Eskiden ortak bir konfederasyonda birleşmiş, Peshwa'nın şahsında merkezi bir hükümete sahip olan - modern başbakana eşit önemde bir yetkili olan kabileler, etkileyici bir askeri ve siyasi güçtü. Aynı dönemde, sendikaları fiilen dağıldı ve yerel feodal beyler, liderlik için bitmek bilmeyen bir mücadele yürüttüler. Öldürücü savaşları köylüleri perişan etti ve sürekli artan vergiler durumu daha da kötüleştirdi.
Kapasite
Mevcut durum, İngilizlerin aşiret içi çatışmalara müdahale etmesi ve kendi diktalarını kurması için mümkün olan en iyi yoldu. Bu amaçla 1803 yılında II. Peshwa Baji Rao ve onun komutası altında kalan prenslere karşı aktif askeri operasyonlara başladılar.
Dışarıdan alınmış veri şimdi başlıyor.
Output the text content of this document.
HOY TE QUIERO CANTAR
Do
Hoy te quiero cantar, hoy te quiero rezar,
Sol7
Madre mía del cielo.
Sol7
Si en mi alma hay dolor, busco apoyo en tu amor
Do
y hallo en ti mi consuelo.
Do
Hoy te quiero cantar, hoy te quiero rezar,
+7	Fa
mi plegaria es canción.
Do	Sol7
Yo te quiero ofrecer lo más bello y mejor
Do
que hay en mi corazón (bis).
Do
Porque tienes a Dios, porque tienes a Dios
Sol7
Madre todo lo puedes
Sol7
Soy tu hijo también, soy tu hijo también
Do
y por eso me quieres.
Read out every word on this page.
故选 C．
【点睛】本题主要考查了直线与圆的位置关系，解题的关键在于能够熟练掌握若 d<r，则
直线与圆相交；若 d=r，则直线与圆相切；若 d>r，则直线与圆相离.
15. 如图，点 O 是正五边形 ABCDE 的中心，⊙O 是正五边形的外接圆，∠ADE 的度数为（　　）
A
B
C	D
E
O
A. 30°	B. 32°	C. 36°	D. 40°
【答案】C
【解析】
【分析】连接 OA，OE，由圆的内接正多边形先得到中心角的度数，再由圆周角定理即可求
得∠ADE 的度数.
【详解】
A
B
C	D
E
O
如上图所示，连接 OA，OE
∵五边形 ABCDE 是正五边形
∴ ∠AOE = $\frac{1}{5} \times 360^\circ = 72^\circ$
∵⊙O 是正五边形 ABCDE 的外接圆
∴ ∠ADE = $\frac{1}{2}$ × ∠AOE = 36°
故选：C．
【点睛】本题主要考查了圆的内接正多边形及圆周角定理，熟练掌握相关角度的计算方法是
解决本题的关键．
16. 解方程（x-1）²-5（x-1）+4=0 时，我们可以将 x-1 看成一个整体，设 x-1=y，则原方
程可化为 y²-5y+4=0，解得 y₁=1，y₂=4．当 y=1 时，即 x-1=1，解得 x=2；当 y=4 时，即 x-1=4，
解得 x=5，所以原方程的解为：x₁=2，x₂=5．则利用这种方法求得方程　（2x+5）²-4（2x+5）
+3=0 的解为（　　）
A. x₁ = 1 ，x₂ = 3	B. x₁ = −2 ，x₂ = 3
Marathalar işgalcilere ciddi bir direniş gösteremediler ve kendilerine dayatılan bir anlaşmayı imzalamak zorunda kaldılar, buna göre sadece İngiliz yönetiminin talimatlarını yerine getirme yükümlülüğünü üstlenmekle kalmadılar, aynı zamanda ordularını korumanın tüm masrafları.
Sömürgeleştirme sürecinin tamamlanması
İngilizlerin Hindistan'ı sömürgeleştirmesi, Hindustan topraklarında bulunan egemen devletlerle bir dizi saldırgan savaşa yol açtı. Böylece, 1825'te Burma'nın ele geçirilmesi, Doğu Hindistan Şirketi'nin yarımadanın doğu kesiminde bulunan daha önce bağımsız olan Assam eyaleti üzerindeki kontrolünün başlangıcı oldu. Bunu takiben, XIX yüzyılın 40'lı yıllarında Pencap eyaletini ele geçirdiler.
İngiliz sömürgeciler tarafından Hindistan'ın fethi sürecinin 1849'da sona erdiği, ikinci Pencap savaşındaki zaferin (İngilizlerin ulusal kurtuluş hareketlerini bastırmak için iki kez güçlerini atmak zorunda kalması) sona erdiği genel olarak kabul edilir. onlara devletin tüm topraklarını ilhak etme fırsatı. O zamandan beri, İngiliz tacı, birkaç yüzyıl boyunca Avrupa'nın birçok hükümdarının dikkatini çeken yarımadada sağlam bir şekilde yerleşmiştir.
Sonuç
Söylenenleri özetlersek, Hindistan'ın İngilizler tarafından sömürgeleştirilmesinin başlangıcından itibaren, ülkeyi yalnızca ticari çıkarları alanına dahil etmekle kalmayıp (bunlar beyan ettikleri gibi) da bir politika takip edildiğini belirtmek gerekir. bir kereden fazla) değil, aynı zamanda içinde siyasi etki oluşturmak için. 18. yüzyılda Babür İmparatorluğu'nun çöküşünden yararlanan İngilizler,diğer tüm rakipleri geri iterken, ondan sonra kalan mirasın çoğuna el koydu.
Daha sonra, tüm aşiret ve etnik gruplar arası çekişmelerde aktif olarak yer alan İngilizler, yerel politikacılara rüşvet verdi ve onların iktidara gelmesine yardım ettikten sonra, onları çeşitli bahanelerle devlet bütçesinden devlet bütçesinden büyük meblağlar ödemeye zorladı. Doğu Hindistan Şirketi.
İngilizlerin ana rakipleri - Portekizliler ve ardından Fransızlar - uygun direnişi sağlayamadılar ve yalnızca durumun gerçek efendilerinin "ellerine almadıkları" ile yetinmek zorunda kaldılar. Üstelik Fransızlar, 18. yüzyılda yarımadanın batı kıyısı toprakları üzerinde kontrol kurmaya çalıştıklarında ortaya çıkan kendi iç çekişmeleriyle etkilerini son derece zayıflattı. Tarihçilerin belirttiği gibi, o dönemde Fransız askeri liderleri arasında silahlı çatışmalar bile yaşandı.